Le prince Henri le Navigateur (alias Infante Dom Henrique, 1394-1460) avait organisé les expéditions portugaises pour explorer et développer les îles de l'Atlantique Nord, mais ses ambitions aux Canaries furent contrecarrées à plusieurs reprises. Les forces espagnoles et les autochtones Guanches repoussèrent les Portugais à trois reprises, mais l'affaire resta en suspens. L'Espagne et le Portugal étaient en guerre entre 1474 et 1479, et cette période vit une brève occupation de Santiago dans le groupe du Cap-Vert par les forces espagnoles. La guerre se termina par le traité de paix d'Alcáçovas (1479-80), un accord qui donna également lieu aux premières tentatives pour déterminer quelles zones géographiques devaient appartenir aux Espagnols et quelles autres aux Portugais. La revendication de l'Espagne sur les Canaries fut reconnue, tout comme celle du Portugal sur Madère, les Açores, le Cap-Vert et tout le commerce en Afrique occidentale.
Les Amériques
Dans les dernières années du 15e siècle, le monde devint soudainement beaucoup plus grand pour les Européens.
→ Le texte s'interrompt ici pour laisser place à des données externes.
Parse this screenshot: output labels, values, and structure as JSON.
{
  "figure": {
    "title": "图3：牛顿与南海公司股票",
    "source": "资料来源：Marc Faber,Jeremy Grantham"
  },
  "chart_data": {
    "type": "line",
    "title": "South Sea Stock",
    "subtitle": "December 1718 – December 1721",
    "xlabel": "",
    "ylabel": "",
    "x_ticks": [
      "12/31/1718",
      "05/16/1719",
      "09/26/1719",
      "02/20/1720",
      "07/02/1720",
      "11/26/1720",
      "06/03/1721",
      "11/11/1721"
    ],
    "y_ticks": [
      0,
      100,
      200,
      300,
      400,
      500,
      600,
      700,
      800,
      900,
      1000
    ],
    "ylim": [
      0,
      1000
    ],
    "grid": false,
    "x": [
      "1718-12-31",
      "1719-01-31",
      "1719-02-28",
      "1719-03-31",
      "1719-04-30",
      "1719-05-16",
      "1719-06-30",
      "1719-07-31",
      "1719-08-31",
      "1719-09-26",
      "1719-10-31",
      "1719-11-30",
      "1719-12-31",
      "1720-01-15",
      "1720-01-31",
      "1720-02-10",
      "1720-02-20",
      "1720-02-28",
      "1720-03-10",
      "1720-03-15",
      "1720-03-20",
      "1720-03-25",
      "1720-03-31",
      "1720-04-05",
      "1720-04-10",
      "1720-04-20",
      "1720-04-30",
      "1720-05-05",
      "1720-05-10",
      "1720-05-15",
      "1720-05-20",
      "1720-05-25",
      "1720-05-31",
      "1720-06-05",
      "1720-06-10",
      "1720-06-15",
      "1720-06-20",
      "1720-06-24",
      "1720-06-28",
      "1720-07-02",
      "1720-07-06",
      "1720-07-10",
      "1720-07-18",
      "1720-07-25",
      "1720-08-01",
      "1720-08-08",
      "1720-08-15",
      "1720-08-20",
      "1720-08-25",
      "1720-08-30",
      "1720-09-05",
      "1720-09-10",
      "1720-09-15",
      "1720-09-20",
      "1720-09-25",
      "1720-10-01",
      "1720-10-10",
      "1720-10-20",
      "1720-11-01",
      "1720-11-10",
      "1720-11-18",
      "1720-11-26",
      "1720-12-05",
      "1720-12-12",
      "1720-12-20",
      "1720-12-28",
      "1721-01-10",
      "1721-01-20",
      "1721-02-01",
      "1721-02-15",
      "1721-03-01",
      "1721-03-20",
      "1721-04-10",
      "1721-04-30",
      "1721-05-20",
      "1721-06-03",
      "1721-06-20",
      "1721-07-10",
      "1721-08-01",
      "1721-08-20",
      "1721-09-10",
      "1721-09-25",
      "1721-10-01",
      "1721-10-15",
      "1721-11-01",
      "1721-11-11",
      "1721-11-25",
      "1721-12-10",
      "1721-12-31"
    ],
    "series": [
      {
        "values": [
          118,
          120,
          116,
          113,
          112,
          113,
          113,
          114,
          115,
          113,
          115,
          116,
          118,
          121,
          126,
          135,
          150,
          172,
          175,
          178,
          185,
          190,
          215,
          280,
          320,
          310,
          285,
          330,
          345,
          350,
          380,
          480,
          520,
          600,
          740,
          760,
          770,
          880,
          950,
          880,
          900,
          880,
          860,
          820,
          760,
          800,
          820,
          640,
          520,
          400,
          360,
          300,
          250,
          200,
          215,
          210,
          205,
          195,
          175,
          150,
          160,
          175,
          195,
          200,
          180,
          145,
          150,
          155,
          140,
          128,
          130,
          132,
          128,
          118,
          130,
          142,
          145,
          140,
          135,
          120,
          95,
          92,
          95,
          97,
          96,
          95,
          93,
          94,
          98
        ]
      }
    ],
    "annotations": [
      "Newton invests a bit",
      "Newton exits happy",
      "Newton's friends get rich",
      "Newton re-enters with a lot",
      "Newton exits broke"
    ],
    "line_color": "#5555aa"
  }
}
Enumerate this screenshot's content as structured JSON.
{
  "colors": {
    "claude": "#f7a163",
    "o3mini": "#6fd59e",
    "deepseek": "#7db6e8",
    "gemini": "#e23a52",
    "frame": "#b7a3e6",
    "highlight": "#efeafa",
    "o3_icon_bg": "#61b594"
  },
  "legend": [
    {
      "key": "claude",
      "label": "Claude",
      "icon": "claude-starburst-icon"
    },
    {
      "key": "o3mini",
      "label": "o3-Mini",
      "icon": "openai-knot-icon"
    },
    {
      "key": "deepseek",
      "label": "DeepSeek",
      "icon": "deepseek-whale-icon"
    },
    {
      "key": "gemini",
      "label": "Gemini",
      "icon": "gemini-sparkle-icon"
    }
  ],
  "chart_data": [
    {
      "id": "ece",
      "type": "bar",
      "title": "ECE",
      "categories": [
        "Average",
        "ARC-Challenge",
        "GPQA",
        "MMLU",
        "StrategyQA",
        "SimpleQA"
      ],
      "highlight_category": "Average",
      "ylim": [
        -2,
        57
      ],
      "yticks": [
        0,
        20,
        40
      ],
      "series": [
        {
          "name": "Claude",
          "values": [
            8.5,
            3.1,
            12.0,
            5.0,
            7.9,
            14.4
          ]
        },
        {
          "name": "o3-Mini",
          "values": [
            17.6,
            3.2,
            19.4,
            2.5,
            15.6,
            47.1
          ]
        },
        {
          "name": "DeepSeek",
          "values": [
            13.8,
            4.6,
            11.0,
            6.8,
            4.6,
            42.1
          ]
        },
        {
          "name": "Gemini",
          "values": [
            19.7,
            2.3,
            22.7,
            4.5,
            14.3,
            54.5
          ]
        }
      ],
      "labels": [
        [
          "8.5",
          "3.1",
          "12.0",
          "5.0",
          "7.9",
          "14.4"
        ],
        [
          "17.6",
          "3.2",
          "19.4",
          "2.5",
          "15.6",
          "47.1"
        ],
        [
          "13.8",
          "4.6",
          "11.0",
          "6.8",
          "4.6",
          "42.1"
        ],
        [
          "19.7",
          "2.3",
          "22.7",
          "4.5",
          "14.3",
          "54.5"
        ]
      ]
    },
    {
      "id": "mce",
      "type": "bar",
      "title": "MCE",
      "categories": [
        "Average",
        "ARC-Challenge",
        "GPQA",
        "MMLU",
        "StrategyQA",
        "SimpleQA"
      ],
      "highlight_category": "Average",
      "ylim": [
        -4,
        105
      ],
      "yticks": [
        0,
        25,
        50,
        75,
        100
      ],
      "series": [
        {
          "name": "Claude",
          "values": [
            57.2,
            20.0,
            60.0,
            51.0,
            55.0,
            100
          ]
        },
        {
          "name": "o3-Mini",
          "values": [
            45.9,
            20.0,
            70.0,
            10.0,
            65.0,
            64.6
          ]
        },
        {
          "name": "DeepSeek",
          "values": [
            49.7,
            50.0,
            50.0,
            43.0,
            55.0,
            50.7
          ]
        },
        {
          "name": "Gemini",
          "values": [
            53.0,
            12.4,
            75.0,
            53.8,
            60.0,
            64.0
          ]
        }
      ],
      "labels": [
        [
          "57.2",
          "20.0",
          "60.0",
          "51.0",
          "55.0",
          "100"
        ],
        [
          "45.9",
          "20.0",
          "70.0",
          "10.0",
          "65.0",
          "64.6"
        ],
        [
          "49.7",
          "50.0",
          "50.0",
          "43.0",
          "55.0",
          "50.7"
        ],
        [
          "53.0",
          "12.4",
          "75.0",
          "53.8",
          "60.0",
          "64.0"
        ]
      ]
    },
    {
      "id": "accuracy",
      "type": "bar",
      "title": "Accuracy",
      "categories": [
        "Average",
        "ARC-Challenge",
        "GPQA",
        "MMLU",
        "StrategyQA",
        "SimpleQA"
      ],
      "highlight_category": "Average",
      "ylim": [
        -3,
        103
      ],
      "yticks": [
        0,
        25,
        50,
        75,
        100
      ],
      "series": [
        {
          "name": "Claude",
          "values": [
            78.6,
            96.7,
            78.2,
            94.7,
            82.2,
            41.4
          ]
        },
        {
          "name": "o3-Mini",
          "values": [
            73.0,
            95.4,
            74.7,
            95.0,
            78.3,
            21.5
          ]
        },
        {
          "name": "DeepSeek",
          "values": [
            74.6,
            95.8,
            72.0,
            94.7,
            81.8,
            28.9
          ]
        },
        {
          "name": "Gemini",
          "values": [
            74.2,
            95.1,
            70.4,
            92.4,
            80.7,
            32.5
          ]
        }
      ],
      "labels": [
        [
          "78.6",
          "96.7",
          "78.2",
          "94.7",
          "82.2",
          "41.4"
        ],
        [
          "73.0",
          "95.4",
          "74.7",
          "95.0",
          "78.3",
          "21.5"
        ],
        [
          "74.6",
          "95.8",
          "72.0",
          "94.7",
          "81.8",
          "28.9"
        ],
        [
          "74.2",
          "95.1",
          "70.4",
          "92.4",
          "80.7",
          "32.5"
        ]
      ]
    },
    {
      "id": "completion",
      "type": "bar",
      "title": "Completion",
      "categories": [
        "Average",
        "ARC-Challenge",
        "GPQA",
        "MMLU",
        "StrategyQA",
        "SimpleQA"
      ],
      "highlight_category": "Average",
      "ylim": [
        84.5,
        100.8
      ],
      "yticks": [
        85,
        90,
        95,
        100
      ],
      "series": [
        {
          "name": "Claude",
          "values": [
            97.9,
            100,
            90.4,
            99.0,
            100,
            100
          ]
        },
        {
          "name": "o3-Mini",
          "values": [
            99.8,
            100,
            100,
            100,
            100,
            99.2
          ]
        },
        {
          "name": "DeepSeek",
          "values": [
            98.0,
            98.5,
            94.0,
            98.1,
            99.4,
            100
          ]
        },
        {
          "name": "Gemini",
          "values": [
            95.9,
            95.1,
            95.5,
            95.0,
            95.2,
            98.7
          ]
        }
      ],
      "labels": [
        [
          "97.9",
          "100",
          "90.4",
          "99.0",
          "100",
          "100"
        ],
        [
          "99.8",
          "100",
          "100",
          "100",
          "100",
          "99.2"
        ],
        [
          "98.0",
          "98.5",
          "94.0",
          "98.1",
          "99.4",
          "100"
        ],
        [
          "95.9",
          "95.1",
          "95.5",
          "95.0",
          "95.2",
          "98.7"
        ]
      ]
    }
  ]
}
La première étape fut franchie en 1488 par le navigateur portugais Bartolomeu Dias qui longea la côte de l'Afrique de l'Ouest et effectua le premier voyage autour du cap de Bonne-Espérance, l'extrémité sud du continent africain (l'actuelle Afrique du Sud). En 1492, Christophe Colomb (1451-1506) "découvrit" le continent américain qui bloquait ce qu'il pensait être une route maritime vers l'Asie. Colomb avait navigué pour le compte de la Couronne espagnole. Le roi Ferdinand II d'Espagne, roi d'Aragon (r. 1479-1516), et sa femme, la reine Isabelle Ire de Castille (r. 1474-1504), tenaient à s'approprier cette nouvelle terre et à éliminer toute concurrence européenne. À cette fin, la couronne espagnole demanda l'aide du pape Alexandre VI (r. 1492-1503) qui, fait peut-être significatif, était espagnol. Le pape s'exécuta et publia une bulle papale en 1493 déclarant que le monde devait être divisé par une ligne imaginaire entre le pôle nord et le pôle sud (comme nous le décririons aujourd'hui), passant per une zone à 100 lieues (environ 650 km) à l'ouest des îles du Cap-Vert. Tout ce qui se trouvait à l'ouest de cette ligne appartenait à l'Espagne et tout ce qui se trouvait à l'est appartenait au Portugal en termes de colonies actuelles ou futures. Une clause importante stipulait que si un nouveau royaume chrétien était découvert, aucun des deux pays ne pouvait prétendre à une quelconque souveraineté sur celui-ci.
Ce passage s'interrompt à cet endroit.